In each of us is the potential for great good and potential for exceptional evil. We are, at the same time, both Dr. Jekyll and Mr. Hyde. Scripture puts words to this dual reality in multiple ways. We are, at the same time, saints and transgressors, old man and new man, flesh and spirit. We are, as Luther said, simul justus et peccator—at the same time righteous and sinner. This means that we are at all times capable of heroic love and unspeakable evil. Even the Apostle Paul, one of the greatest Christian leaders who ever lived, recognized this about himself as he wrote in his letter to the Romans:
“I do not understand my own actions. For I do not do what I want, but I do the very thing I hate… For I know that nothing good dwells in me, that is, in my flesh. For I have a desire to do what is right, but not the ability to carry it out. For I do not do the good I want, but the evil I do not want is what I keep on doing…
When I want to do right, evil lies close at hand. For I delight in the law of God in my inner being, but I see in my members another law waging war against the law of my mind and making me captive to the law of sin” (Romans 7:15, 18-19, 21-23).
Thankfully for all of us, this is not the end of the story for Paul. Having been brought low by his sin, he goes on in the next chapter to provide the hope-filled solution to his (and our) problem with sin. In Christ, who has redeemed us from the curse of God’s law, there is no condemnation. Christ, who is our legal advocate before the judgment seat of God, also gives his Spirit to dwell inside of us. The Spirit helps us to pray when we don’t know how, directs our minds toward the things of the Spirit and away from the things of the flesh, and reminds us that nothing in all creation will ever be able to separate us from his love (Romans 8).
Although it is never a good idea to get into a spitting match with an unfair critic who is behaving more like a pig than a friend, there are potentially redemptive ways to address her/his “unfairness,” should it seem right to do so.
The story is told of the evangelist Dwight L. Moody, who, while preaching the gospel to a large crowd, had his own “Shimei” experience (for the story of Shimei, see 2 Samuel 16:5-13).
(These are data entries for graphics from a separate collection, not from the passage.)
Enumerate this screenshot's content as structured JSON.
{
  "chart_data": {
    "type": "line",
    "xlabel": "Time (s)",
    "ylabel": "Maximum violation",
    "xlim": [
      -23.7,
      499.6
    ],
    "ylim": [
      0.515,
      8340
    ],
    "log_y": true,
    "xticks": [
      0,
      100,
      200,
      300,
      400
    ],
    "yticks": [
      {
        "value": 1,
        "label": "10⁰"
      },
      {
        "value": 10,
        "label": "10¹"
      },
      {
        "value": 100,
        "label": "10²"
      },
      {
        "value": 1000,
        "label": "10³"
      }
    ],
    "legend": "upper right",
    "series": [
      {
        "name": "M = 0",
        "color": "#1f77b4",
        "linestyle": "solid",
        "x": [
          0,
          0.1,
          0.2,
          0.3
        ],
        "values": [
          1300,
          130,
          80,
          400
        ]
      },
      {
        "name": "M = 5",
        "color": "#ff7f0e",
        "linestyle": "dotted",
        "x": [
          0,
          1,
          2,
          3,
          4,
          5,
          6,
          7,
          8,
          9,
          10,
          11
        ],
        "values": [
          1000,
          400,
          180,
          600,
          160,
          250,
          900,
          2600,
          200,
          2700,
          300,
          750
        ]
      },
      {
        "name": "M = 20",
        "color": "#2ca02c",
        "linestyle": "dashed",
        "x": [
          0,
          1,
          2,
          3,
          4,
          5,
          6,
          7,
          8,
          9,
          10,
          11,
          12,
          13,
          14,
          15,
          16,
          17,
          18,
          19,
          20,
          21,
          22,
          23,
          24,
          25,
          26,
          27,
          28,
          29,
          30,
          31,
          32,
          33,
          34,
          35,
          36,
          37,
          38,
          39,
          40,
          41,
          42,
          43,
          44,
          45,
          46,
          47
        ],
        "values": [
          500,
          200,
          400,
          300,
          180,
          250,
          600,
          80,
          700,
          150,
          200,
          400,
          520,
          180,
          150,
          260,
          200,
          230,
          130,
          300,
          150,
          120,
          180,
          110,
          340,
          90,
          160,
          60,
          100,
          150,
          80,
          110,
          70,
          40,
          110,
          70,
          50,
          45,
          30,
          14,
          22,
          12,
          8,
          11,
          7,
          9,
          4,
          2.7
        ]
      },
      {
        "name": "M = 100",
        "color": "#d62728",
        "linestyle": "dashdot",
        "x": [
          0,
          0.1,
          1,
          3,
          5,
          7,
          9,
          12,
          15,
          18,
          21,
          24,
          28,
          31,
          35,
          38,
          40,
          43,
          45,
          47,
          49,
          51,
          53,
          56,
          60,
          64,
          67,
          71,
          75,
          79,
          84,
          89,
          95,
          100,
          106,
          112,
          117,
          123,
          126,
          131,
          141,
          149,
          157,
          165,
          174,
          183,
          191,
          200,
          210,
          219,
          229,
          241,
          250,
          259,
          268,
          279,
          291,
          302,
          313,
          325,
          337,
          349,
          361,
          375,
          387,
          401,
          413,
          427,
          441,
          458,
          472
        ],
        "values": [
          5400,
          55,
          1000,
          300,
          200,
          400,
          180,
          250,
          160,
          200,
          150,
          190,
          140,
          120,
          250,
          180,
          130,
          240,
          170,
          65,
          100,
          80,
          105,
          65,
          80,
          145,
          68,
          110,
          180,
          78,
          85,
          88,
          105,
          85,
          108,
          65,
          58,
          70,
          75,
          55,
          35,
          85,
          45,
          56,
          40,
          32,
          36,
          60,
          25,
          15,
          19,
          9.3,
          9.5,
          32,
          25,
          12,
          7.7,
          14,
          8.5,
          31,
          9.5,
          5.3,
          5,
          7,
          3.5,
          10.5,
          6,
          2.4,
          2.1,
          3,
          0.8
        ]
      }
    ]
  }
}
A young, self-assured, know-it-all seminary student in the crowd began to publicly challenge the things that Moody, the veteran evangelist, was saying. This student rudely interrupted him several times and tried to trip him up. Eventually, Moody got fed up with the young man’s rude behavior and snapped at him. The evangelist, widely known as one of the world’s most eloquent communicators, used his gift with words to punish the young man, sharply putting him in his place. Thinking that the young man got what he deserved, the crowd showed their hearty approval of Moody’s response. Then, later in his talk, Moody stopped himself and said in front of them all:
“Friends, I have to confess before all of you that at the beginning of my meeting I gave a very foolish answer to my brother down here. I ask God to forgive me, and I ask him to forgive me.”
Moody demonstrated true leadership and greatness in that moment. Though guilty of the seemingly lesser sin, he became the first to repent and apologize. He, the one “in power,” valued his character and the young man in front of him more than he valued saving face. Though he could have said nothing and gone home satisfied that he had soundly defeated the young antagonist in their public standoff, he instead humbled himself and publicly apologized.
If Jesus, who never committed even the smallest offense, would humble himself and make himself nothing for our sakes; if Jesus would lose face in order to save face for us; if Jesus would allow himself to be exposed, criticized, despised and rejected in order to cover our shame and prove his great love for us, then it makes sense that we would want to follow in the footsteps of people like Dwight L. Moody and countless others by humbling ourselves when we are exposed for our shortcomings and sins. For although we are “worse than we think we are,” we are also, as Jack Miller also said, “more loved than we ever dared to hope.”